Lesso il polpo, pulito e lavato (si rovescia la testa togliendo sacche e impurità, tra la testa e l'inizio dei tentacoli troverete gli occhi da eliminare e la "bocca" che si trova proprio in mezzo ai tentacoli) con gli aromi, in pochissima acqua, per 30/40 minuti; dipende sempre dalla grossezza e freschezza del polpo. Non lo metto in freezer, non lo batto, non lo immergo per 3 volte in acqua bollente, per renderlo morbido. Non lo cuocio neanche col tappo sughero....si vede che mi vuole bene oppure ho la "mano fortunata". Sta di fatto che comunque non disdegno "soffiate alchemiche", fatelo come la vostra scuola...comanda.

Mentre la più o meno magica cottura si consuma, tritate finemente il prezzemolo (lavato e asciugato), grattate la buccia di limone e arancia. Appena il polpo sarà cotto, scolatelo, mantenendo 100 gr di acqua di cottura.

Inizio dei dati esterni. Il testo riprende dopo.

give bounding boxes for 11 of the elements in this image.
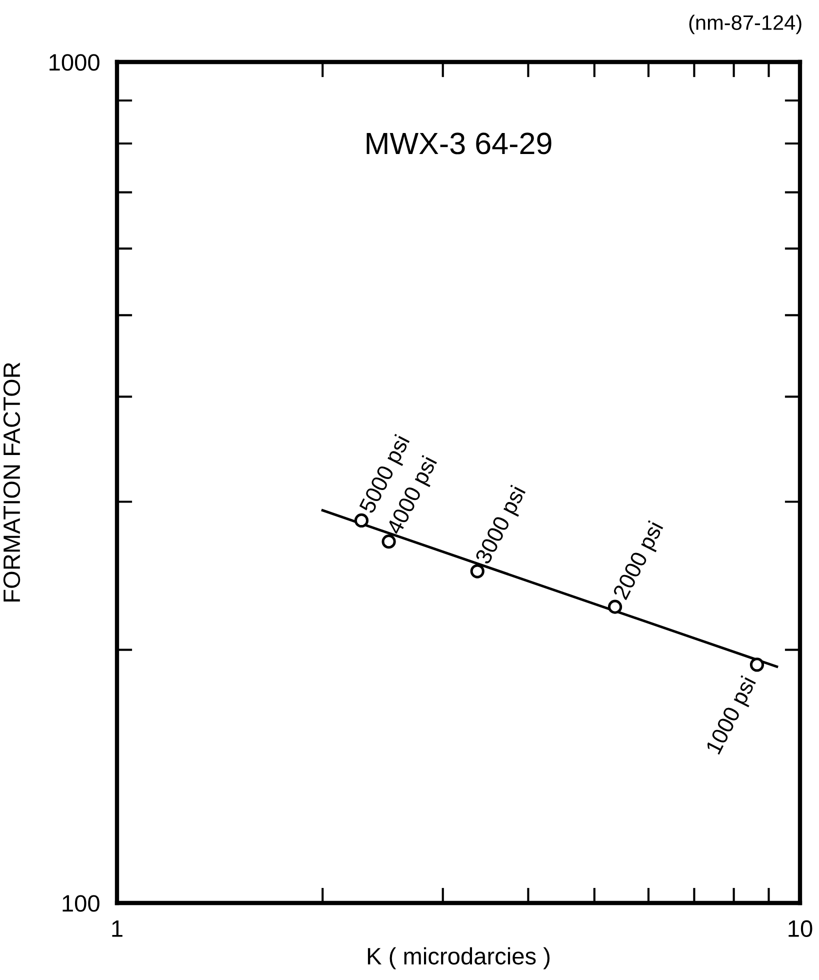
annotation: 2000 psi: [612, 520, 668, 602]
text: MWX-3 64-29: [366, 132, 552, 154]
x-tick-label: 1: [112, 920, 122, 937]
y-axis-title: FORMATION FACTOR: [3, 362, 20, 602]
x-axis-title: K ( microdarcies ): [368, 947, 550, 970]
text: (nm-87-124): [689, 14, 802, 34]
annotation: 1000 psi: [704, 675, 760, 757]
x-tick-label: 10: [788, 920, 812, 938]
annotation: 3000 psi: [474, 484, 530, 567]
y-tick-label: 1000: [50, 54, 100, 71]
y-tick-label: 100: [62, 895, 100, 912]
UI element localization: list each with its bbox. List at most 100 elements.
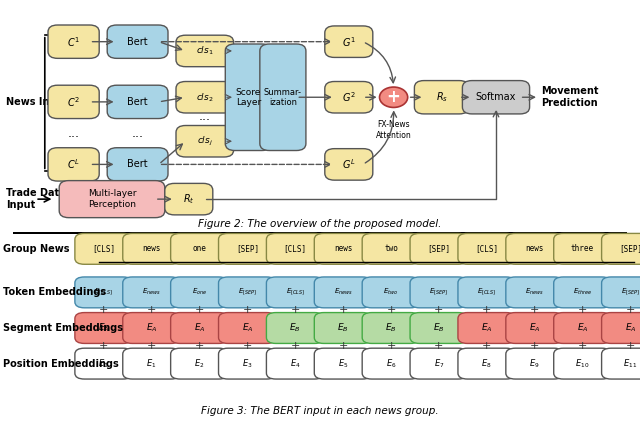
FancyBboxPatch shape [108,85,168,119]
Text: $G^L$: $G^L$ [342,157,356,171]
Text: [SEP]: [SEP] [428,244,451,253]
Text: $E_9$: $E_9$ [529,357,540,370]
FancyBboxPatch shape [602,348,640,379]
Text: $E_{news}$: $E_{news}$ [525,287,544,298]
FancyBboxPatch shape [554,348,611,379]
Text: +: + [530,341,540,351]
Text: $E_8$: $E_8$ [481,357,492,370]
FancyBboxPatch shape [458,233,516,264]
Text: $E_2$: $E_2$ [194,357,205,370]
FancyBboxPatch shape [314,277,372,308]
FancyBboxPatch shape [123,277,180,308]
Text: $cls_1$: $cls_1$ [196,45,214,57]
Text: $E_7$: $E_7$ [433,357,444,370]
Text: $C^1$: $C^1$ [67,35,80,48]
Text: +: + [291,341,300,351]
FancyBboxPatch shape [410,348,468,379]
FancyBboxPatch shape [362,348,420,379]
FancyBboxPatch shape [410,312,468,344]
Text: $cls_j$: $cls_j$ [197,135,212,148]
Text: ...: ... [199,110,211,123]
Text: Softmax: Softmax [476,92,516,102]
Text: $E_{[CLS]}$: $E_{[CLS]}$ [285,287,305,298]
Text: news: news [142,244,161,253]
Text: Multi-layer
Perception: Multi-layer Perception [88,189,136,209]
Text: Segment Embeddings: Segment Embeddings [3,323,123,333]
Text: FX-News
Attention: FX-News Attention [376,120,412,140]
FancyBboxPatch shape [75,233,132,264]
Text: +: + [147,341,156,351]
FancyBboxPatch shape [176,82,234,113]
Text: Token Embeddings: Token Embeddings [3,288,106,297]
Text: +: + [147,305,156,315]
FancyBboxPatch shape [260,44,306,150]
Text: $E_A$: $E_A$ [98,322,109,334]
FancyBboxPatch shape [266,233,324,264]
FancyBboxPatch shape [602,312,640,344]
Text: ...: ... [68,127,79,140]
FancyBboxPatch shape [171,233,228,264]
FancyBboxPatch shape [266,277,324,308]
FancyBboxPatch shape [602,277,640,308]
FancyBboxPatch shape [225,44,271,150]
FancyBboxPatch shape [108,148,168,181]
FancyBboxPatch shape [218,233,276,264]
FancyBboxPatch shape [415,80,468,114]
Text: +: + [482,305,492,315]
Text: $E_A$: $E_A$ [481,322,493,334]
Text: $E_A$: $E_A$ [194,322,205,334]
Text: +: + [195,341,204,351]
Text: +: + [482,341,492,351]
FancyBboxPatch shape [171,277,228,308]
Text: Bert: Bert [127,97,148,107]
FancyBboxPatch shape [458,277,516,308]
FancyBboxPatch shape [123,348,180,379]
Text: +: + [626,341,635,351]
Text: $E_A$: $E_A$ [146,322,157,334]
Text: $E_{[SEP]}$: $E_{[SEP]}$ [429,287,449,298]
Text: +: + [195,305,204,315]
FancyBboxPatch shape [218,348,276,379]
FancyBboxPatch shape [506,312,563,344]
FancyBboxPatch shape [554,312,611,344]
Text: +: + [626,305,635,315]
Text: $C^2$: $C^2$ [67,95,80,109]
Text: two: two [384,244,398,253]
FancyBboxPatch shape [48,85,99,119]
FancyBboxPatch shape [266,312,324,344]
Text: Position Embeddings: Position Embeddings [3,359,119,369]
Text: $R_s$: $R_s$ [436,91,447,104]
Text: +: + [339,305,348,315]
Circle shape [380,87,408,107]
Text: $E_{three}$: $E_{three}$ [573,287,592,298]
Text: [SEP]: [SEP] [619,244,640,253]
Text: ...: ... [132,127,143,140]
Text: Summar-
ization: Summar- ization [264,88,302,107]
Text: +: + [578,341,588,351]
Text: +: + [387,88,401,106]
Text: $E_A$: $E_A$ [241,322,253,334]
FancyBboxPatch shape [506,348,563,379]
FancyBboxPatch shape [75,312,132,344]
FancyBboxPatch shape [325,149,372,180]
Text: $E_A$: $E_A$ [625,322,636,334]
FancyBboxPatch shape [554,233,611,264]
Text: +: + [339,341,348,351]
FancyBboxPatch shape [410,277,468,308]
FancyBboxPatch shape [314,233,372,264]
Text: $E_3$: $E_3$ [242,357,253,370]
FancyBboxPatch shape [325,82,372,113]
Text: $G^2$: $G^2$ [342,91,356,104]
Text: [SEP]: [SEP] [236,244,259,253]
FancyBboxPatch shape [59,181,165,218]
Text: Movement
Prediction: Movement Prediction [541,86,598,108]
Text: +: + [387,341,396,351]
Text: $E_{10}$: $E_{10}$ [575,357,589,370]
FancyBboxPatch shape [123,233,180,264]
Text: $E_{11}$: $E_{11}$ [623,357,637,370]
FancyBboxPatch shape [48,25,99,59]
Text: $E_{[CLS]}$: $E_{[CLS]}$ [477,287,496,298]
Text: $E_5$: $E_5$ [338,357,348,370]
Text: $E_{news}$: $E_{news}$ [142,287,161,298]
FancyBboxPatch shape [48,148,99,181]
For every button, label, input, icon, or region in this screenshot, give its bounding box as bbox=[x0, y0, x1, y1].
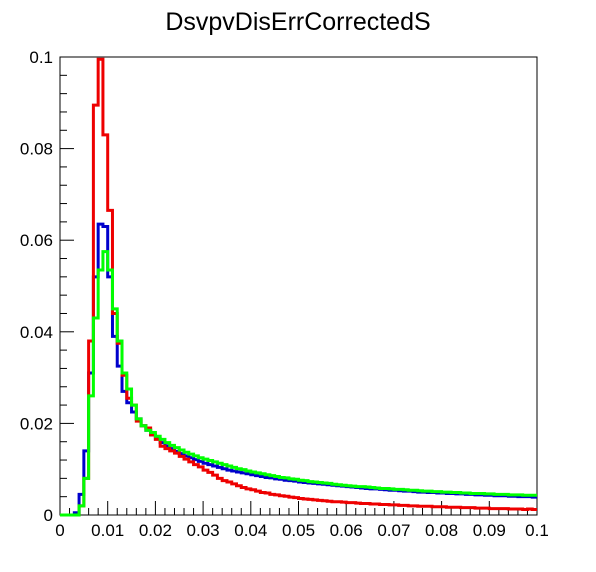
x-tick-label: 0.03 bbox=[187, 521, 220, 540]
x-tick-label: 0.07 bbox=[377, 521, 410, 540]
x-tick-label: 0.05 bbox=[282, 521, 315, 540]
y-tick-label: 0.04 bbox=[20, 323, 53, 342]
histogram-series-1 bbox=[60, 224, 537, 515]
y-tick-label: 0.06 bbox=[20, 231, 53, 250]
x-tick-label: 0.08 bbox=[425, 521, 458, 540]
y-tick-label: 0 bbox=[44, 506, 53, 525]
x-tick-label: 0.01 bbox=[91, 521, 124, 540]
x-tick-label: 0.02 bbox=[139, 521, 172, 540]
series-layer bbox=[60, 59, 537, 515]
x-tick-label: 0.1 bbox=[525, 521, 549, 540]
x-tick-label: 0 bbox=[55, 521, 64, 540]
x-tick-label: 0.04 bbox=[234, 521, 267, 540]
chart-title: DsvpvDisErrCorrectedS bbox=[165, 8, 430, 36]
y-tick-label: 0.08 bbox=[20, 140, 53, 159]
plot-frame bbox=[60, 57, 537, 515]
histogram-series-3 bbox=[60, 252, 537, 515]
x-tick-label: 0.09 bbox=[473, 521, 506, 540]
y-tick-label: 0.02 bbox=[20, 414, 53, 433]
histogram-series-2 bbox=[60, 59, 537, 515]
y-tick-label: 0.1 bbox=[29, 48, 53, 67]
axis-ticks bbox=[60, 57, 537, 515]
x-tick-label: 0.06 bbox=[330, 521, 363, 540]
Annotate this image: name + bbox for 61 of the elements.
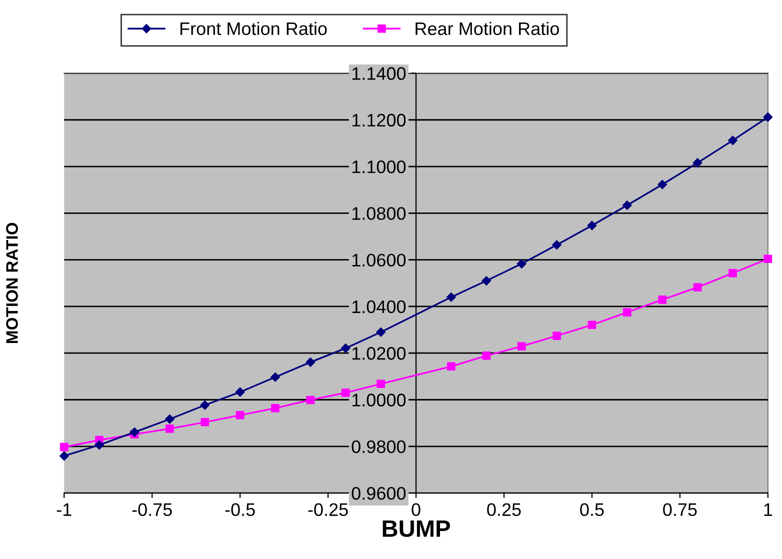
x-tick-label: -1 — [56, 503, 72, 516]
point — [200, 400, 210, 410]
point — [60, 451, 69, 461]
y-tick-label: 1.1200 — [352, 114, 406, 127]
point — [270, 372, 280, 382]
point — [482, 352, 491, 360]
x-tick-label: 0 — [412, 503, 420, 516]
x-tick-label: 0.25 — [487, 503, 521, 516]
y-tick-label: 0.9600 — [352, 486, 406, 500]
point — [728, 268, 737, 278]
point — [447, 362, 456, 371]
y-tick-label: 1.0800 — [352, 207, 406, 220]
point — [200, 418, 210, 426]
point — [622, 308, 632, 316]
point — [236, 410, 244, 420]
x-axis-title: BUMP — [382, 520, 450, 537]
point — [764, 254, 772, 264]
x-tick-label: 1 — [764, 503, 772, 516]
point — [763, 112, 773, 122]
point — [516, 259, 526, 268]
x-tick-label: -0.25 — [308, 503, 348, 516]
x-tick-label: 0.5 — [580, 503, 604, 516]
point — [306, 358, 316, 367]
point — [165, 414, 174, 424]
point — [376, 327, 386, 337]
point — [728, 136, 738, 146]
point — [341, 388, 350, 397]
point — [94, 440, 104, 450]
y-tick-label: 0.9800 — [352, 440, 406, 454]
point — [235, 387, 245, 397]
point — [552, 332, 561, 340]
point — [588, 320, 596, 330]
y-tick-label: 1.0400 — [352, 300, 406, 314]
y-axis-title: MOTION RATIO — [6, 222, 18, 343]
legend-label: Front Motion Ratio — [180, 22, 327, 36]
y-tick-label: 1.0200 — [352, 347, 406, 360]
point — [166, 424, 174, 433]
point — [517, 342, 526, 351]
point — [552, 240, 562, 250]
legend-label: Rear Motion Ratio — [416, 22, 559, 36]
point — [341, 344, 350, 353]
y-tick-label: 1.0600 — [352, 254, 406, 267]
point — [306, 396, 315, 404]
point — [658, 296, 667, 304]
point — [658, 180, 667, 190]
point — [376, 380, 385, 388]
y-tick-label: 1.1400 — [352, 67, 406, 80]
point — [622, 200, 632, 210]
point — [446, 292, 456, 302]
point — [482, 276, 492, 286]
x-tick-label: -0.75 — [132, 503, 172, 516]
point — [60, 442, 68, 452]
point — [692, 158, 702, 168]
point — [587, 220, 597, 230]
point — [693, 283, 702, 292]
point — [271, 404, 280, 412]
y-tick-label: 1.1000 — [352, 160, 406, 174]
point — [130, 428, 140, 437]
y-tick-label: 1.0000 — [352, 394, 406, 406]
x-tick-label: -0.5 — [225, 503, 255, 516]
x-tick-label: 0.75 — [663, 503, 697, 516]
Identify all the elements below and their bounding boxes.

Appoggiato sopra ad un tagliere cominciate a tagliare ogni tentacolo nel centro, per lungo e la testa in fette di 3 cm e mettetelo in un recipiente dove unirete il trito di prezzemolo e le scorze, un cucchiaio di olio, 100 gr della sua acqua di cottura, bella calda, dove scioglierete la colla di pesce ammollata in acqua fredda e strizzata, aggiustando il tutto di sale.

P.S. di solito per confezionare questo piatto ci si affida al "potere collante" insito nel pesce, ma siccome le mie intrusioni, compreso l'olio, lo fa diventare diciamo...precario, mi aiuto con la gelatina.

 

 

 

Ora viene la parte più ostica, perchè io disdegno la preparazione del "polpo in bottiglia". Con un po' di pratica vedrete ottimi risultati e conseguenti soddisfazioni.

 

 

 

Mettete un rettangolo di pellicola appoggiata al piano di lavoro e mettete il polpo con i pezzi tutti per lungo, serrateli bene e cominciate ad avvolgerlo bello stretto, facendo uscire più aria possibile. Ad una estremità, annodate la pellicola e, usando l'altra estremità, ancora libera, fate scorrere e serrate ancora il polpo, prima di chiudere anche quest'ultima. Avete il vostro salamino ma, per sicurezza, avvolgetelo ancora in un'altro foglio di pellicola e via in frigo. In un 2 ore circa dovrebbe risultare bello compatto e solido, pronto per taglia a fette altine e servire in compagnia di salsine o altri pesci...a piacere.